Program title: Associated Legendre Functions

Catalogue identifier: AEHE_v1_0

Program summary URL: http://cpc.cs.qub.ac.uk/summaries/AEHE_v1_0.html

Program obtainable from: CPC Program Library, Queen's University, Belfast, N. Ireland

Licensing provisions: Standard CPC licence, http://cpc.cs.qub.ac.uk/licence/licence.html

No. of lines in distributed program, including test data, etc.: 6722

No. of bytes in distributed program, including test data, etc.: 310 210

Distribution format: tar.gz

Programming language: Fortran 90

Computer: Linux systems

Operating system: Linux

RAM: bytes

Classification: 4.7

Nature of problem: Compute the regular and irregular associated Legendre functions for integer values of the degree and order and for all real arguments. The computation of the interaction of two electrons, 1/r₁−r₂, in prolate spheroidal coordinates is used as one example where these functions are required for all values of the argument and we are able to easily compare the series expansion in associated Legendre functions and the exact value.

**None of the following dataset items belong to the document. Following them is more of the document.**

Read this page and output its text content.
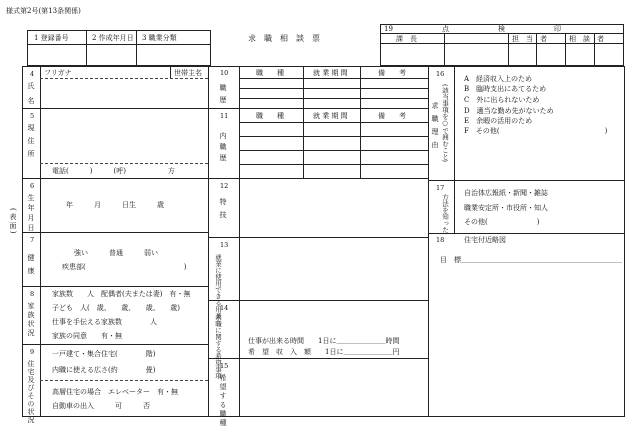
様式第2号(第13条関係)
1 登録番号	2 作成年月日 3 職業分類	求　職　相　談　票
19	点　　　　　　　検　　　　　　　印
課　長	担　当　者	相　談　者
4
氏名
フリガナ	世帯主名
5
現住所
電話(　　　)　　　(呼)　　　　　　方
(表面)
6
生年月日	年　　　月　　　日生　　　歳
7
健康
強い　　　普通　　　弱い
疾患部(　　　　　　　　　　　　　　)
8
家族状況
家族数　　人　配偶者(夫または妻)　有・無
子ども　人(　歳、　　歳、　　歳、　　歳)
仕事を手伝える家族数　　　　人
家族の同意　　有・無
9
住宅及びその状況
一戸建て・集合住宅(　　　　階)
内職に使える広さ(約　　　　畳)
高層住宅の場合　エレベーター　有・無
自動車の出入　　　可　　　否
10
職歴
職　　種	就 業 期 間	備　　考
11
内職歴
職　　種	就 業 期 間	備　　考
12
特技
13
就業に使用できる用具
14
求職に関する希望事項	仕事が出来る時間　　1日に＿＿＿＿＿＿＿時間
希　望　収　入　額　　1日に＿＿＿＿＿＿＿円
15
希望する職種
16
(該当事項を○で囲むこと)
求職理由
A　経済収入上のため
B　臨時支出にあてるため
C　外に出られないため
D　適当な勤め先がないため
E　余暇の活用のため
F　その他(　　　　　　　　　　　　　　　)
17
方法を知った
自治体広報紙・新聞・雑誌
職業安定所・市役所・知人
その他(　　　　　　　)
18	住宅付近略図
目　標＿＿＿＿＿＿＿＿＿＿＿＿＿＿＿＿＿＿＿＿＿＿＿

Solution method: The code evaluates the regular and irregular associated Legendre functions using forward recursion when x<1 starting the recursion with the analytically known values of the first two members of the sequence. For values of the argument x<1, the upward recursion over the degree for the regular functions is numerically stable. For the irregular functions, backward recursion must be applied and a suitable method of starting the recursion is required. The program has two options; a modified version of Miller's algorithm and the use of the Wronskian relation between the regular and irregular functions, which was the method considered in [1]. Both approaches require the computation of a continued fraction to begin the recursion. The Wronskian method (which can also be described as a modified Miller's method) is a convenient method of computations when both the regular and irregular functions are needed.

Running time: The example tests provided take a few seconds to run.

References:

[1] A. Gil, J. Segura, A code to evaluate prolate and oblate spheroidal harmonics, Comput. Phys. Commun. 108 (1998) 267–278.